It’s that time of year again; when parents and kids are forced to think about where they’re going to be in about another year. If you are the parent of a young child, around 2 or 3 years old right now, you’re probably stressing out, and maybe even panicking, thinking about what school your precious son or daughter will be attending next year.
To start with, will there be an open slot for your child in your dream school?
The Schooling System!
I hear stories about schools that were only accepting new applications for 3 HOURS! Other schools didn’t even take a single new student, and one school only had about 30 available slots, and over 300 applicants. Feels more like a lottery-type situation than a right that belongs to everyone. So, what happens when there seems to be only 5 schools that everyone is applying to? If you even think about applying to a school that’s not on The List, you are met with disapproving frowns and gaping mouths, “You’re so weird! Maybe you should think about just homeschooling your child,” I’ve been repeatedly told, “You’re never going to find what you’re looking for here, you need to leave this country”.

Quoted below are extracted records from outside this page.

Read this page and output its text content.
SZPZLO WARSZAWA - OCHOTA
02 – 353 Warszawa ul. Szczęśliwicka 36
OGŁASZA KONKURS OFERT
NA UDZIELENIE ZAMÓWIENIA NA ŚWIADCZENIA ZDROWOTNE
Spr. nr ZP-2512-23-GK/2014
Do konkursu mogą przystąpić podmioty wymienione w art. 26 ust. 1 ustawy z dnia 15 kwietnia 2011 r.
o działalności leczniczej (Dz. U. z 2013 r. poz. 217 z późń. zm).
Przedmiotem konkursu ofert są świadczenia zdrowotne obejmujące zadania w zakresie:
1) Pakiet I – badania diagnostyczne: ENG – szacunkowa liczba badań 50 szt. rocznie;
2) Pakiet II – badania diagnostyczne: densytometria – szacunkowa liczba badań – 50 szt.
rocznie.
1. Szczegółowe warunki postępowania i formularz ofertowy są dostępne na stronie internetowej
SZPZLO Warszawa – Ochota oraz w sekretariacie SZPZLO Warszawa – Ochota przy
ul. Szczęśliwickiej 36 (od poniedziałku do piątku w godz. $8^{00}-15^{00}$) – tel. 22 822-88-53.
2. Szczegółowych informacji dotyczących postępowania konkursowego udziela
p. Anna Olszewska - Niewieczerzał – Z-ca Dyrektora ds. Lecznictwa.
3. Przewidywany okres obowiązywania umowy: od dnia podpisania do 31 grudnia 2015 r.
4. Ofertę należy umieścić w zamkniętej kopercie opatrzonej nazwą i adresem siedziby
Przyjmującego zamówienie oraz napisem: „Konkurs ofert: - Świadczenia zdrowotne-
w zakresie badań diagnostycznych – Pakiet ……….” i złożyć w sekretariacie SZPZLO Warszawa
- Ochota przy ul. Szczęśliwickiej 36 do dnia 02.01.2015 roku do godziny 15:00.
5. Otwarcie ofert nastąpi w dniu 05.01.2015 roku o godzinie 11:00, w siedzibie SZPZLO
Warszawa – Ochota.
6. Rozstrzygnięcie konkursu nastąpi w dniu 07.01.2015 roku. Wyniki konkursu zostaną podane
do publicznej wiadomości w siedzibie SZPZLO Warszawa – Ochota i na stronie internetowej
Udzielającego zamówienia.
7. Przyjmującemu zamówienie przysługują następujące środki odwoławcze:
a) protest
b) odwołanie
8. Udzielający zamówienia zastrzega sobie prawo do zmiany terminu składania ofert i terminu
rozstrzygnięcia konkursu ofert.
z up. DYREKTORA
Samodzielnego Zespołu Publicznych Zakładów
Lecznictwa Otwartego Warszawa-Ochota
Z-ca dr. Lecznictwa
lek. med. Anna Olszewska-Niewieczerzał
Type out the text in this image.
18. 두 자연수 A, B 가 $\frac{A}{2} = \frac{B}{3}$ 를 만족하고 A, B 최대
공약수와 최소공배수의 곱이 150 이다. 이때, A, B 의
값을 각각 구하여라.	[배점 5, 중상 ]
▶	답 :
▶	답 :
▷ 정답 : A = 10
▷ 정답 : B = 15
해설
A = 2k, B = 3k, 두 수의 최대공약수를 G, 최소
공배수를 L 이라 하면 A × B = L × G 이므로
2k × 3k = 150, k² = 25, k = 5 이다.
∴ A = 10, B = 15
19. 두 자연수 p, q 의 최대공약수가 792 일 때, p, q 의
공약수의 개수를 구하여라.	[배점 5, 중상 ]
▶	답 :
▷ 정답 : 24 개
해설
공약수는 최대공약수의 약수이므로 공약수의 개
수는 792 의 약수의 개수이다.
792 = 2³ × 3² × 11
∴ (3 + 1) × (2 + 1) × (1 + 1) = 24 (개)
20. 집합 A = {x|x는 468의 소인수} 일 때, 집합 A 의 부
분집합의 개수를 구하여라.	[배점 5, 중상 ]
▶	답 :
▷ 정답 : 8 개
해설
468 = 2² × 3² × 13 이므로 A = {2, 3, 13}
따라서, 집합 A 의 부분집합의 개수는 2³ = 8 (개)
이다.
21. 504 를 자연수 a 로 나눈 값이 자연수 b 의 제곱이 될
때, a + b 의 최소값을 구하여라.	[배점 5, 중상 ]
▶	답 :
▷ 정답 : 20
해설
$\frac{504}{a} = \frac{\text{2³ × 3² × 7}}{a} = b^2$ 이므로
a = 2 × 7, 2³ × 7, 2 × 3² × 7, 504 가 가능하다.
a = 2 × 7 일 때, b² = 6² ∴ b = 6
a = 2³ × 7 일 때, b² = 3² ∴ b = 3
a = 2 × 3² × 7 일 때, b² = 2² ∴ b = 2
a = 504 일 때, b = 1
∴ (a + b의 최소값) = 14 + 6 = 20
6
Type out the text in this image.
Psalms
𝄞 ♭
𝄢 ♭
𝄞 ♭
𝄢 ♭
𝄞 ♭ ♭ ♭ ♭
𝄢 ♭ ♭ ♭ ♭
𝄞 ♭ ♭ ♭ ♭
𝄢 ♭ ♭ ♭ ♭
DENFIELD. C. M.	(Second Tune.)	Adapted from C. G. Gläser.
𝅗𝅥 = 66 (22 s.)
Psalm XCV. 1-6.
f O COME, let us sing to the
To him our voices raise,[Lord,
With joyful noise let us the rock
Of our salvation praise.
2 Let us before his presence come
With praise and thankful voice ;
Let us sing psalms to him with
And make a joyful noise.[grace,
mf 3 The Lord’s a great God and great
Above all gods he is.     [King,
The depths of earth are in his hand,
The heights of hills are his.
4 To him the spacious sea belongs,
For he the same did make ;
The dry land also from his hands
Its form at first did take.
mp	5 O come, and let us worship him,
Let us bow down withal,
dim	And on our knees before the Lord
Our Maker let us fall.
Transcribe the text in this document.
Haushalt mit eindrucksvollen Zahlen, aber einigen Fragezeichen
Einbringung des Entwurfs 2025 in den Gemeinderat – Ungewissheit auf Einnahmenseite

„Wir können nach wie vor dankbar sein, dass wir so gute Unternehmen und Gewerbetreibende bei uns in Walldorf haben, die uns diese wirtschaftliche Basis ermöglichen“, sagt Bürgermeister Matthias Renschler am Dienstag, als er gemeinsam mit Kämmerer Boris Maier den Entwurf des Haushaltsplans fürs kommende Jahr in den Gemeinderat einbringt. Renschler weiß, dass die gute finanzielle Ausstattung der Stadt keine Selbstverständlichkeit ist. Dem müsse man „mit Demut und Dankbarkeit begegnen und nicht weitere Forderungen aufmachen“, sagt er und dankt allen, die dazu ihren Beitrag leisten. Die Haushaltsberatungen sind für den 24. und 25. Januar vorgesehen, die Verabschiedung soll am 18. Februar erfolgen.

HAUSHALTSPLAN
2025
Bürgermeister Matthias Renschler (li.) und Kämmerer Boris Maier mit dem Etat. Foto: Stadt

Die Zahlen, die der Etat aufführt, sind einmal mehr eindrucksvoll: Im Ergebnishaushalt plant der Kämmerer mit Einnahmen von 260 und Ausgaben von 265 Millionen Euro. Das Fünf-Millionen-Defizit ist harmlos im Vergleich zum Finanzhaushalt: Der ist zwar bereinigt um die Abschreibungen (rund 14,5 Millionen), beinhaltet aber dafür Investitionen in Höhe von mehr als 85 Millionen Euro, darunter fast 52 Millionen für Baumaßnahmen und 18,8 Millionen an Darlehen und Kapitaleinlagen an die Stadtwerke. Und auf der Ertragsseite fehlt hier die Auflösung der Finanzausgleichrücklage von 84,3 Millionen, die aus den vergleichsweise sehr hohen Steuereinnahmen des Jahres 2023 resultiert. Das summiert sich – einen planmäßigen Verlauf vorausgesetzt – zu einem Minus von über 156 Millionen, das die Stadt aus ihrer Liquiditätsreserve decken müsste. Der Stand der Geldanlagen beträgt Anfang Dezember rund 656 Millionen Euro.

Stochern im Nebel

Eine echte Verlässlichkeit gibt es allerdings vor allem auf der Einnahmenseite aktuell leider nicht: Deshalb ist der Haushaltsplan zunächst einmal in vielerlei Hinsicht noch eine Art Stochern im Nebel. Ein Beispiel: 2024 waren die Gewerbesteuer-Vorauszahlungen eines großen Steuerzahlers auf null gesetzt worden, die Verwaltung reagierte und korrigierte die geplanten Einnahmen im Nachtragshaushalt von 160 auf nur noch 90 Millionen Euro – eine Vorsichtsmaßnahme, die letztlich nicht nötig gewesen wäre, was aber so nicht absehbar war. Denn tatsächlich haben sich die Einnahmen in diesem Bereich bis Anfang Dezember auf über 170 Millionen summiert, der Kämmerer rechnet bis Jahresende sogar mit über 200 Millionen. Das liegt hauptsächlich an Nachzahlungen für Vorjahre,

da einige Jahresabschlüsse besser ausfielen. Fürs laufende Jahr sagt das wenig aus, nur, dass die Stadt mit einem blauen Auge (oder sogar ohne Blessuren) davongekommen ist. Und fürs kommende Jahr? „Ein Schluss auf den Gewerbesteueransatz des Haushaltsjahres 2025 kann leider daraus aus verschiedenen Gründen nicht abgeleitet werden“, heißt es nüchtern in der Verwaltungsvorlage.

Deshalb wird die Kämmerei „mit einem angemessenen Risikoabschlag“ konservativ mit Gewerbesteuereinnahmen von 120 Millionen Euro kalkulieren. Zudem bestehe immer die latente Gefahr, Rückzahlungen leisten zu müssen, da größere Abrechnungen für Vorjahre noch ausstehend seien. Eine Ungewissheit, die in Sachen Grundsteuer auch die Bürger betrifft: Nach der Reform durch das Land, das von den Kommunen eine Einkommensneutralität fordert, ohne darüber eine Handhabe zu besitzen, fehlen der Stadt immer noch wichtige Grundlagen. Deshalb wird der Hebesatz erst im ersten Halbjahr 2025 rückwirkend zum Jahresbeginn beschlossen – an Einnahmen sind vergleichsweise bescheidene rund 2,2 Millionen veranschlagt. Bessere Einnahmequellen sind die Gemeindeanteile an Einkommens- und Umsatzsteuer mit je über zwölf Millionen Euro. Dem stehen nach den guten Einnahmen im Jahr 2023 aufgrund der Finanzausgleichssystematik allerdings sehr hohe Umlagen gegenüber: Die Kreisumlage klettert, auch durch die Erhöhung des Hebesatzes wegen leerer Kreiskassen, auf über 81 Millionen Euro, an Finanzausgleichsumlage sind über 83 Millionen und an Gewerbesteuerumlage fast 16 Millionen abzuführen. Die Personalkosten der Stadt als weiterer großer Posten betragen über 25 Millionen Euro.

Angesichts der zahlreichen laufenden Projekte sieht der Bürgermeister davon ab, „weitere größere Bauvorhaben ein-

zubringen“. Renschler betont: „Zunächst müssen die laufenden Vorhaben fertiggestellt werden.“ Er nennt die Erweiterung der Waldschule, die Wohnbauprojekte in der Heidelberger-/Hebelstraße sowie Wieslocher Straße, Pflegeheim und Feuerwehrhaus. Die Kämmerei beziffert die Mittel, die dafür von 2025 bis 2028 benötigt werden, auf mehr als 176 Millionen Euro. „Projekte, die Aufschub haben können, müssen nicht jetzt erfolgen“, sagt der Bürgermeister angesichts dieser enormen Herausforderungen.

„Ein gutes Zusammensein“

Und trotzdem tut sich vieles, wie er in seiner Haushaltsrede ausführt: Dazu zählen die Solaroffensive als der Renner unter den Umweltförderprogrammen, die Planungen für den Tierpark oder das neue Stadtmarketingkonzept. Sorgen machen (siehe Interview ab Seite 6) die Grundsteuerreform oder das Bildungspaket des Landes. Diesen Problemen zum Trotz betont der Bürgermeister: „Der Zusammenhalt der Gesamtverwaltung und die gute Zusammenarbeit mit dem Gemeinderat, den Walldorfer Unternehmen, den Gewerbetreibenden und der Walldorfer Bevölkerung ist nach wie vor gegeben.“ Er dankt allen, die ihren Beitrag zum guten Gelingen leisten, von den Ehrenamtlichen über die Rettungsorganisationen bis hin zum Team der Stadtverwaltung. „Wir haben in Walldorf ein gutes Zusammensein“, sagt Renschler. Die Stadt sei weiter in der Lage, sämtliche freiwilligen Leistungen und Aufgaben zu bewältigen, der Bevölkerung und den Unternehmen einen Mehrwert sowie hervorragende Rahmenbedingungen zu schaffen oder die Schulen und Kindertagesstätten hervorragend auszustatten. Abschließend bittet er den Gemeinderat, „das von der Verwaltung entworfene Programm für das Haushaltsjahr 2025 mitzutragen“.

American / British / Canadian / French / German / National ?!
What about which educational system to choose
Is British, American, French, Canadian, German, or National the best? How much do they really differ, and who’s to say which is superior? Is it even possible to have a truly objective opinion? Every child is different and each parent’s priorities are not the same.
I heard a group of moms at a school parent meeting complain that their children are not getting “enough” homework, they want their own kids to be so overwhelmed by schoolwork, so that they don’t have a single second to hassle or annoy them. Other parents are more concerned with the existence of a well-rounded education, with an emphasis on art, creativity and extra-curricular activities. And another set of parents choose a school based on their behavior management system, believing their child needs to be disciplined and understand that the world will not be handed to them on a silver platter.
On another note, one of the major stressors for any parent is the ability to be able to afford their dream school. Will I be able to offer my child the best education money can buy, or will I have to sell my car, or , worse yet, one of my kidneys? Keep in mind that sending your child to just any old school won’t do, it must be “socially acceptable” and sought after; the harder it is to get in to, the more desirable it becomes.
I was looked at as if I came from another planet when I expressed my amazement that some schools need a ‘wasta’ (special, personal connections with the people in charge) for a student to be admitted. “Oh, you think you can get in that easily?” they scoffed, “do you even know anyone high up?” It’s a really sad time when you realize that your child’s future is dependent on who you know and how socially connected you are.
The worst and most horrific part of this entire ordeal: the dreaded school assessment. Picture this: the school so graciously decides to allow you to come in for an assessment, to see if your child is worthy of joining their school – but, please, don’t forget to bring the required fee with you! So, you and dozens of other parents and their children are, much to everyone’s surprise, invited to take the assessment AT THE EXACT SAME TIME; you already know there will be a ton of waiting and fidgeting for your little toddler that day.
Once you arrive, you are expected to hand over your child to a complete stranger, who will take them into a room they have never been in before, to be placed in a situation they have never experienced before.
And of course, he/she must be a “good little girl/boy,” and not cry when they are yanked away from the safety of their caregiver. Your child is then, for anywhere from 30 minutes to 1.5 hours, bombarded with questions and activities, all to prove how worthy they are to be part of this precious establishment.
Mind you, your child is being assessed to enter a grade that is almost an entire year ahead, and yet they’re being told that they must possess this prodigious set of skills in order to be deemed “worthy.” If they can’t count from 1-20, write their name or draw a picture of themselves, then they are “not ready” – for playschool. I know of parents who hire private tutors to prepare their children for these extreme assessments.
While others pressure, threaten and even bribe their children to do well when the dreaded day arrives. What kind of messages are being sent to our children? How do you think this affects them psychologically? Do you think these children will have a secure and confident sense of self after being put through all of this?
We Can Change This.
In conclusion, even though we can’t do much about how our society is set up, or how exploitative the educational system has become in our country, the only thing we CAN do is try to change how we approach it. We do have control over ourselves and how we use this opportunity to either boost our child’s self-esteem and motivation, or imply to them that their achievements and success are the only way to define themselves.
You have to let your child know that, no matter how they perform, that they are still loved and appreciated, as long as they try their best. Explain to them that these assessments are just standard procedure, but that who you are as a human being (how you treat yourself and others, how you care about the world, etc.) is what really matters. Gently, talk to them about what to expect that day, answer any questions they may have and help them predict any challenges that might come their way.
Give them the necessary tools & skills they need to deal with such an experience, so that you can all use this as an opportunity for learning and growth, instead of it being something traumatic.
Like Rudolph Dreikurs once said, “A child needs encouragement like a plant needs water.”